Cocher (coachman) The coachmen in India are all Mussulmans, and wear the turban and girdle of the same colour as those of the other servants of the house, says Solvyns’ record. Pic Courtesy/The DAG Collection

Born in Antwerp, in the Austrian Netherlands, in 1760, Baltazard Solvyns trained as a marine painter. To escape political unrest in northern Europe, and in the hope of making his fortune, he embarked on a journey to India in July 1790. Though undertaken more in hope than expectation, his plan was not outlandish: numerous English artists had succeeded in making at least a living, and some had prospered in India.

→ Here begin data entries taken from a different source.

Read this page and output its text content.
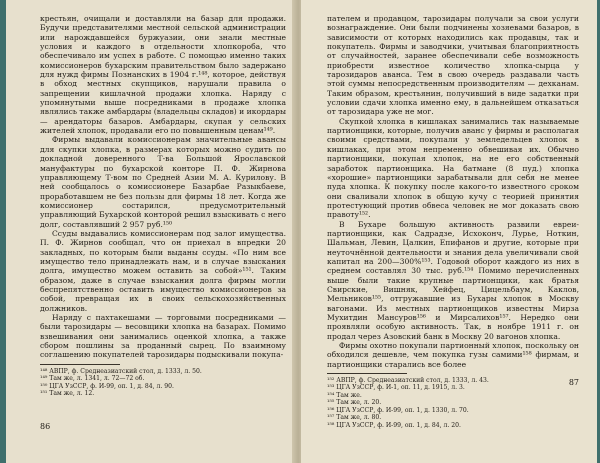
крестьян, очищали и доставляли на базар для продажи. Будучи представителями местной сельской администрации или нарождавшейся буржуазии, они знали местные условия и каждого в отдельности хлопкороба, что обеспечивало им успех в работе. С помощью именно таких комиссионеров бухарским правительством было задержано для нужд фирмы Познанских в 1904 г.¹⁴⁸, которое, действуя в обход местных скупщиков, нарушали правила о запрещении кишлачной продажи хлопка. Наряду с упомянутыми выше посредниками в продаже хлопка являлись также амбардары (владельцы складов) и икордары — арендаторы базаров. Амбардары, скупая у сельских жителей хлопок, продавали его по повышенным ценам¹⁴⁹.

Фирмы выдавали комиссионерам значительные авансы для скупки хлопка, в размерах которых можно судить по докладной доверенного Т-ва Большой Ярославской мануфактуры по бухарской конторе П. Ф. Жирнова управляющему Т-вом по Средней Азии М. А. Курилову. В ней сообщалось о комиссионере Базарбае Разыкбаеве, проработавшем не без пользы для фирмы 18 лет. Когда же комиссионер состарился, предусмотрительный управляющий Бухарской конторой решил взыскивать с него долг, составлявший 2 957 руб.¹⁵⁰

Ссуды выдавались комиссионерам под залог имущества. П. Ф. Жирнов сообщал, что он приехал в впредки 20 закладных, по которым были выданы ссуды. «По ним все имущество тело принадлежать нам, и в случае взыскания долга, имущество можем оставить за собой»¹⁵¹. Таким образом, даже в случае взыскания долга фирмы могли беспрепятственно оставить имущество комиссионеров за собой, превращая их в своих сельскохозяйственных должников.

Наряду с пахтакешами — торговыми посредниками — были тарозидары — весовщики хлопка на базарах. Помимо взвешивания они занимались оценкой хлопка, а также сбором пошлины за проданный сырец. По взаимному соглашению покупателей тарозидары подыскивали покупа-

¹⁴⁸ АВПР, ф. Среднеазиатский стол, д. 1333, л. 50.
¹⁴⁹ Там же, л. 1341, л. 72—72 об.
¹⁵⁰ ЦГА УзССР, ф. И-99, оп. 1, д. 84, л. 90.
¹⁵¹ Там же, л. 12.
86

пателем и продавцом, тарозидары получали за свои услуги вознаграждение. Они были подчинены хозяевами базаров, в зависимости от которых находились как продавцы, так и покупатель. Фирмы и заводчики, учитывая благоприятность от случайностей, заранее обеспечивали себе возможность приобрести известное количество хлопка-сырца у тарозидаров аванса. Тем в свою очередь раздавали часть этой суммы непосредственным производителям — дехканам. Таким образом, крестьянин, получивший в виде задатки при условии сдачи хлопка именно ему, в дальнейшем отказаться от тарозидара уже не мог.

Скупкой хлопка в кишлаках занимались так называемые партионщики, которые, получив аванс у фирмы и располагая своими средствами, покупали у земледельцев хлопок в кишлаках, при этом непременно обвешивая их. Обычно партионщики, покупая хлопок, на не его собственный заработок партионщика. На батмане (8 пуд.) хлопка «хорошие» партионщики зарабатывали для себя не менее пуда хлопка. К покупку после какого-то известного сроком они сваливали хлопок в общую кучу с теорией принятия протестующий против обвеса человек не мог доказать свою правоту¹⁵².

В Бухаре большую активность развили евреи-партионщики, как Садрадзе, Исхоконч, Лурье, Ноткин, Шальман, Левин, Цалкин, Епифанов и другие, которые при неуточнённой деятельности и знания дела увеличивали свой капитал на 200—300%¹⁵³. Годовой оборот каждого из них в среднем составлял 30 тыс. руб.¹⁵⁴ Помимо перечисленных выше были такие крупные партионщики, как братья Свирские, Вишняк, Хейфец, Цицельбаум, Каклов, Мельников¹⁵⁵, отгружавшие из Бухары хлопок в Москву вагонами. Из местных партионщиков известны Мирза Мухитдин Мансуров¹⁵⁶ и Мирсалихов¹⁵⁷. Нередко они проявляли особую активность. Так, в ноябре 1911 г. он продал через Азовский банк в Москву 20 вагонов хлопка.

Фирмы охотно покупали партионный хлопок, поскольку он обходился дешевле, чем покупка гузы самими¹⁵⁸ фирмам, и партионщики старались все более

¹⁵² АВПР, ф. Среднеазиатский стол, д. 1333, л. 43.
¹⁵³ ЦГА УзССР, ф. И-1, оп. 11, д. 1915, л. 3.
¹⁵⁴ Там же.
¹⁵⁵ Там же, л. 20.
¹⁵⁶ ЦГА УзССР, ф. И-99, оп. 1, д. 1330, л. 70.
¹⁵⁷ Там же, л. 80.
¹⁵⁸ ЦГА УзССР, ф. И-99, оп. 1, д. 84, л. 20.
87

But Solvyns travelled on board L’Etrusco, a ship that was owned and commanded by Captain Home Popham, sailing from Ostend, and that put him in a compromising position. Captain Popham was engaging in illegal trade that ignored the East India Company’s monopoly; and Solvyns had failed to obtain permission from the Company’s board of directors in London to live in Bengal, as was required by law.

Neither man was subjected to any serious legal penalty, as officials on the ground in Calcutta were willing to overlook such infractions, but Solvyns’s status as an unlicensed resident did limit the extent to which he was accepted into European society in the city. He was, for example, not invited to attend meetings of the Asiatic Society, which—given his curiosity about Indian civilization—he would certainly have wished to do.7 And he lived at a succession of addresses in central Calcutta around Tank Square, at a time when most Europeans were trying to escape this congested area and heading for what was then the spacious suburb of Chowringhee. If not quite excluded, he lived somewhat on the margins of the city’s European world, and in closer contact with its Indian quarters. Exploring Chitpore and other native districts, and meeting local residents to assemble the material for his great work, he learnt far more about the Indian life of Calcutta than did most other Europeans of his time, who knew it chiefly through interaction with their servants. It is this position apart, away from the stand-offish Brits, and his immersion in Indian life, that his self-depiction in his image of ‘Nations différentes’ seems to hint at.